Wastes that are deemed potentially infectious may be treated prior to disposal by a number of different technologies that either disinfect or sterilize them. These technologies include incineration, steam sterilization, dry heat thermal treatment, chemical disinfection, irradiation, and enzymatic (biological) processes among others. In 2002 there were more than one hundred specific technologies in use. In order for treatment systems to work properly, distinctive protocols for the classification and segregation of wastes must be in place. Most treatment technologies for infectious wastes cannot process chemical or radioactive waste. Misclassification and inappropriate treatment of infectious wastes can result in significant harm to the environment and human health; for example, residual chemotherapeutic agents are should not be treated in autoclaves, but rather should be set aside and treated by either incineration (hazardous waste incinerators) or chemically neutralized where feasible.

The EPA has cited medical waste incinerators as among the top sources of mercury and dioxin pollution. New regulations governing the operation of, and emissions from, medical waste incinerators in the late 1990s have resulted in the closure of most such incinerators in the United States. Other countries such as the Philippines have completely banned incineration because of its adverse environmental impacts.

The health care industry is rapidly changing in ways that continue to have significant impact on the volume and characteristics of wastes produced.

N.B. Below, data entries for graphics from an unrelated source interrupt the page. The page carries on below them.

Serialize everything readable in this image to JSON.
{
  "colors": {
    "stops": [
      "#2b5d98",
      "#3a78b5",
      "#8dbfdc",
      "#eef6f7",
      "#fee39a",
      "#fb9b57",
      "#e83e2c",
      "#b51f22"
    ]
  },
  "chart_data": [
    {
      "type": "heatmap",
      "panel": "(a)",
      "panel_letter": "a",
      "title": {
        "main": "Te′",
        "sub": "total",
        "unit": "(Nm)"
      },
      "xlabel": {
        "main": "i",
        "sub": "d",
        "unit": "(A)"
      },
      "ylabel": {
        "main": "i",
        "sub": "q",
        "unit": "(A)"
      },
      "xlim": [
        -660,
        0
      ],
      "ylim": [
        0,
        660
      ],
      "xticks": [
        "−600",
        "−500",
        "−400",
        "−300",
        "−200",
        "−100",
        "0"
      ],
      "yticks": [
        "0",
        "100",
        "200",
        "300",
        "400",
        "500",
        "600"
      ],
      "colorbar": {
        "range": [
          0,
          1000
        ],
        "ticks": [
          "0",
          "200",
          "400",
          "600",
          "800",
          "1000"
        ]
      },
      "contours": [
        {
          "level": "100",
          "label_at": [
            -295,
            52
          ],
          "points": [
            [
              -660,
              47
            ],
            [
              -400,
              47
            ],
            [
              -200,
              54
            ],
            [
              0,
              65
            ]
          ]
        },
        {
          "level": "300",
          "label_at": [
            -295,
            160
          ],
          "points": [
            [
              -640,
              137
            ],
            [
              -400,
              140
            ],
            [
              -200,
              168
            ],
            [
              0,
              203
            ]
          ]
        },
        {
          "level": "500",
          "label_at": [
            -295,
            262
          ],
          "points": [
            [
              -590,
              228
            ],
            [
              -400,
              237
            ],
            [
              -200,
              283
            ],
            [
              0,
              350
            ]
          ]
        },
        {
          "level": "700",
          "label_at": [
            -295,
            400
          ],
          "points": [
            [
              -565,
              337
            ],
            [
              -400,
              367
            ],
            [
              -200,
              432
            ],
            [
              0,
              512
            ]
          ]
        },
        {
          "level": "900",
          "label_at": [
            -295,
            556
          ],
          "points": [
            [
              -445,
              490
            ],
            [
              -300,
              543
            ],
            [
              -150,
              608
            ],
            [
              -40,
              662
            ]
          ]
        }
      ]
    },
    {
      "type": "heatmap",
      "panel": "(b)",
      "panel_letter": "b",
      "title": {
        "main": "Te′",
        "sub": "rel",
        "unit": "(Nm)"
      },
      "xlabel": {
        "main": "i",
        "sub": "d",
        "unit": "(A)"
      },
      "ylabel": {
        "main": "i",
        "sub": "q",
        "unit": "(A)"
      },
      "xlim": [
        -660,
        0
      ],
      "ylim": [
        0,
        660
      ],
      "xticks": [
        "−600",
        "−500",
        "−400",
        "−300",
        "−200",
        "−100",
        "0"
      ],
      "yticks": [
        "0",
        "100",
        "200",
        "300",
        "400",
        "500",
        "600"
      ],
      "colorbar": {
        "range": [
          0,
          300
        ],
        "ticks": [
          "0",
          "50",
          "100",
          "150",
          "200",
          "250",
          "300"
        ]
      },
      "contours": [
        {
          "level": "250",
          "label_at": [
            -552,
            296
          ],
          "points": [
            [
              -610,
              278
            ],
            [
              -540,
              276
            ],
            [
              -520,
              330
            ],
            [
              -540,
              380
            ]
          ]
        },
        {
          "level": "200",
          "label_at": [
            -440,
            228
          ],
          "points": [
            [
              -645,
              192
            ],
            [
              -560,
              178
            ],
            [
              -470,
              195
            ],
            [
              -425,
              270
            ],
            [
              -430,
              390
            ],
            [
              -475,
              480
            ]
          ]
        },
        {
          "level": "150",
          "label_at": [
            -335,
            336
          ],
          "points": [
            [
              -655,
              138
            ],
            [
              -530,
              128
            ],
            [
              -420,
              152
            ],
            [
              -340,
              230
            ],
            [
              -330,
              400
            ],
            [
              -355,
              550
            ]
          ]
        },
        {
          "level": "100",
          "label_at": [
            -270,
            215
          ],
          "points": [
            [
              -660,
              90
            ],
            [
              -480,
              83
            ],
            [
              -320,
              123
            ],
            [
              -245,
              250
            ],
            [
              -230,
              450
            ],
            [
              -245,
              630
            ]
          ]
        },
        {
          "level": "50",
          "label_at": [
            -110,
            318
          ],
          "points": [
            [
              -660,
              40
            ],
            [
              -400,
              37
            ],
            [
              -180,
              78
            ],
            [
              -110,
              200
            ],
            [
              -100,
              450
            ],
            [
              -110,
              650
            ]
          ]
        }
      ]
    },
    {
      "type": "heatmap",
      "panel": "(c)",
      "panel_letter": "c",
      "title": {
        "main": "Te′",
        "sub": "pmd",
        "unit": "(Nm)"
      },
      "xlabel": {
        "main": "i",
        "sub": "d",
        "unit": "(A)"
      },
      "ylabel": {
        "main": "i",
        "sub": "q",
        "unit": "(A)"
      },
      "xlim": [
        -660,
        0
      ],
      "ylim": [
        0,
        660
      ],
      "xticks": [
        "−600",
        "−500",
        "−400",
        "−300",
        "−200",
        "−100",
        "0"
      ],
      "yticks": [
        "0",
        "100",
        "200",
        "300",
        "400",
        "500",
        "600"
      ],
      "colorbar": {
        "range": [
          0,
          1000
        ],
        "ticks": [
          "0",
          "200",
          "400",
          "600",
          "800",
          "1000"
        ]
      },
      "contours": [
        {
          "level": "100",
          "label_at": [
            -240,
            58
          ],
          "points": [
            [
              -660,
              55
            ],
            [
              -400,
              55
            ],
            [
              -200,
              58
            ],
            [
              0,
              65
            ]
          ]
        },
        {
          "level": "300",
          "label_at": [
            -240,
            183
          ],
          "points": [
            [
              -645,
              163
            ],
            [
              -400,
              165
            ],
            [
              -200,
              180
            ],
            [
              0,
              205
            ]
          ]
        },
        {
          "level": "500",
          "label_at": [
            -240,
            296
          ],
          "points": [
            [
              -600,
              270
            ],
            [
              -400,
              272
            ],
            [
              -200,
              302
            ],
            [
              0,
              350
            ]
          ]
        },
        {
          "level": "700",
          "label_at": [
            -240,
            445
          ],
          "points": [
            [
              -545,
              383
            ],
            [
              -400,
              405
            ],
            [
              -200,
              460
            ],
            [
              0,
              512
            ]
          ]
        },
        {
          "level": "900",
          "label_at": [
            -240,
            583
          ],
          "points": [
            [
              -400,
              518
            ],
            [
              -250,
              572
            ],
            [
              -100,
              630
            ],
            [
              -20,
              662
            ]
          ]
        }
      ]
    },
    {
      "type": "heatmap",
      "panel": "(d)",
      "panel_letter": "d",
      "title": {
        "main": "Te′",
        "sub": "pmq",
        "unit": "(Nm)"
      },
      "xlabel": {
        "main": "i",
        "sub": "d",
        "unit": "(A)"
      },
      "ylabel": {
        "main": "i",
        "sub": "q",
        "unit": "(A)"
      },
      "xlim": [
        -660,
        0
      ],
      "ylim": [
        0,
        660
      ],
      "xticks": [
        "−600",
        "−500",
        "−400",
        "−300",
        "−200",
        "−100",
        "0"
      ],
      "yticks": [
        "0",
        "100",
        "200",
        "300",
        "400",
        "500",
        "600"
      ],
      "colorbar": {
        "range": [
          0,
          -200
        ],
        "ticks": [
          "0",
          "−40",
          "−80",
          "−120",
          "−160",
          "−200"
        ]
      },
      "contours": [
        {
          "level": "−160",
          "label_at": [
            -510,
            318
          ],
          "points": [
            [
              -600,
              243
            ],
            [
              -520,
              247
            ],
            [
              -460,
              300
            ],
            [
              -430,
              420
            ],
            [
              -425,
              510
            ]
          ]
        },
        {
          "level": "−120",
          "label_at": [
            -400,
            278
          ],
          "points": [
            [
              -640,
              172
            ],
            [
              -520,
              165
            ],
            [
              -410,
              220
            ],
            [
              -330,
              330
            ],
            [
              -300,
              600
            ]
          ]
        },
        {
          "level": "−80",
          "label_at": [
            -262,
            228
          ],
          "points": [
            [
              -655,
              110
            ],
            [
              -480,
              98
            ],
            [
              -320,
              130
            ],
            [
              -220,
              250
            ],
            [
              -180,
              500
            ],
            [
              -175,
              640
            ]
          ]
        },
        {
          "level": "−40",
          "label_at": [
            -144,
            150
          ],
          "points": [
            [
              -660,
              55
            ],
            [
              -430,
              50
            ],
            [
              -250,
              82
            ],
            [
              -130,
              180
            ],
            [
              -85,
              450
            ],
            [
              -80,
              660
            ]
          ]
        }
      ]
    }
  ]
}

  • New (e.g., laproscopic and laser) surgical techniques result in procedures that produce very little blood-contaminated waste.
  • Advances in cancer treatment have produced many drugs used in chemotherapy that are highly toxic in small quantities, producing more hazardous chemical wastes.
  • Patient residence time in hospitals has declined. Procedures that previously required an extended stay now commonly occur on an outpatient basis without necessitating an overnight stay.
  • Home care continues to grow, shifting the location of service delivery. Dialysis, chemotherapy, and hospice care are but a few examples of health care that often take place in a home setting, the result being that many wastes regulated as infectious or hazardous waste in a hospital are being disposed of as ordinary trash at curbside. (Household waste is exempt from many regulations.)
  • As hospitals close their incinerators, biohazardous and sometimes (inadvertently) hazardous wastes are being hauled significant distances to centralized facilities for treatment and disposal.
  • All of these changes represent new challenges in continuing efforts to properly define, classify, regulate and manage medical wastes.